1. Be proactive about safety. Before you get a pet, check your home for fire hazards and address them. If you have an open fireplace, invest in a screen to help keep pets away from that area. Don’t use candles or wax warmers with an open flame. If your kitchen stove has knobs that pets can reach, invest in childproof covers to keep them from accidentally being turned on. When away from the home, secure young pets to keep them from potential hazards by crating them or using a baby gate to keep them confined to a safe area of your home.
  2. Keep your pet away from hazards. Pets are curious! When you’re cooking, all the food smells coming from the kitchen might be too much for them. Keep your pets away from cooking areas, especially when using appliances.
  3. Have an evacuation plan. We don’t get to choose when emergencies happen! Be prepared by planning in advance how you evacuate the home with your pets if something happens.
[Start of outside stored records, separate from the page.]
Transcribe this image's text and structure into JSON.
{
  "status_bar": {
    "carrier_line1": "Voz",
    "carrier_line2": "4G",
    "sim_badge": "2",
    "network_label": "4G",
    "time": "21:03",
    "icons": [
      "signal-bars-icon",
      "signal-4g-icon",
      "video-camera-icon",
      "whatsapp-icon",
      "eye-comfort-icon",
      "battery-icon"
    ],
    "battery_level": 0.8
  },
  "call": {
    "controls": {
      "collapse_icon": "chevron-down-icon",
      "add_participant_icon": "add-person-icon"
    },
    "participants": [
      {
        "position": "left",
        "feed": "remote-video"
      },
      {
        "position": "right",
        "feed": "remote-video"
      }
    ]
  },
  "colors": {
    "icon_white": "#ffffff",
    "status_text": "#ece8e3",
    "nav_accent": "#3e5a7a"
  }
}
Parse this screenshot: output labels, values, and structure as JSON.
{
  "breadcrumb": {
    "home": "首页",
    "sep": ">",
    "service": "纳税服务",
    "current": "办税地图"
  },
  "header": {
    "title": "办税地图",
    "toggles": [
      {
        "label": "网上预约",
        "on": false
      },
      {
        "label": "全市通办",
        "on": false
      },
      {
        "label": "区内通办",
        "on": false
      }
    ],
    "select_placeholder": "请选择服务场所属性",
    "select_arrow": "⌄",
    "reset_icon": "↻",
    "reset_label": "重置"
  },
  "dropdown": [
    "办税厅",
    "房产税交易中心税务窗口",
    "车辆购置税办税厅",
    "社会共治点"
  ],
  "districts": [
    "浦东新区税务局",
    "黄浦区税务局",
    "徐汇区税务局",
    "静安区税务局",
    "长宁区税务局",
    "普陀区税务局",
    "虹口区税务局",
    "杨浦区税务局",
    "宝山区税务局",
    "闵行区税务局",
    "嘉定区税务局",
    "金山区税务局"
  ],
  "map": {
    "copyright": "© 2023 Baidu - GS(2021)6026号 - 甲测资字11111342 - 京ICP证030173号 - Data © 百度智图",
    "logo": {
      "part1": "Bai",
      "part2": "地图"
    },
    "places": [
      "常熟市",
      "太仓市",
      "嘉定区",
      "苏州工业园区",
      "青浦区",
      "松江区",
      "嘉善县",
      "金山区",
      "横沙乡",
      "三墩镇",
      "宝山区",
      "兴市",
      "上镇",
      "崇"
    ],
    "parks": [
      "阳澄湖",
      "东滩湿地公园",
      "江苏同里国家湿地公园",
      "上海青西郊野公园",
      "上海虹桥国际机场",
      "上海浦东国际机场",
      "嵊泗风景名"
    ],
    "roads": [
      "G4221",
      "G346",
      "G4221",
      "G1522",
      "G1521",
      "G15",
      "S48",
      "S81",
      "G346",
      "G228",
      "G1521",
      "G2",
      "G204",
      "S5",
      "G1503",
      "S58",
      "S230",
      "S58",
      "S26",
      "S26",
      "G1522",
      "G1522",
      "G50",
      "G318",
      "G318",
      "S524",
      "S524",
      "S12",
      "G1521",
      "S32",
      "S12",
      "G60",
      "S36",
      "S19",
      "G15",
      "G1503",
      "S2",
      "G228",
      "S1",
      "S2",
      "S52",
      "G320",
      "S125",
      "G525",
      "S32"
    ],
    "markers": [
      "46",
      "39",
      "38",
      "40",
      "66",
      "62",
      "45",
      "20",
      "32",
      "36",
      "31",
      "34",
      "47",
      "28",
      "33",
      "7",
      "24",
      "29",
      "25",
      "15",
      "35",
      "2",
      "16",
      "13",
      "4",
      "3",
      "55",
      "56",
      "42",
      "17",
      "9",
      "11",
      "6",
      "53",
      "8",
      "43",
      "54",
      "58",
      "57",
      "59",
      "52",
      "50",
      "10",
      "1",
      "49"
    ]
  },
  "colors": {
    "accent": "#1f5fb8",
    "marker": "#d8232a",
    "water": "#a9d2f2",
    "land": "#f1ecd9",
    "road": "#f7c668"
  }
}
Practice your plan and make sure everyone in the home knows it.
  4. Make sure first responders know you have animals. A pet alert sign or sticker near your front door or on a front window is a great way to let first responders know that there are animals inside. You can get these free from the ASPCA. This can help first responders stay safe and know what to look for as well. If you crate your pets, keep the crate near an entrance so they are easy to spot in an emergency.
  5. Be prepared. Keep your smoke detectors in functioning condition and make sure there’s one in each room of your home. Consider microchipping your pet or using a wifi collar in case they get loose during an emergency.
  6. Know your local animal hospitals. Keep your vet’s number saved in your phone, along with the number for a local animal hospital that has emergency hours.
  7. Know your pets’ hiding places. In an emergency, your pet may be scared and try to hide. Knowing their go-to spots can save precious time for you and first responders.
  8. Keep an eye on your pet after a fire. Watch your pet closely after a fire. Pay attention to their breathing. If they appear to be lethargic, since that can be a sign of smoke inhalation.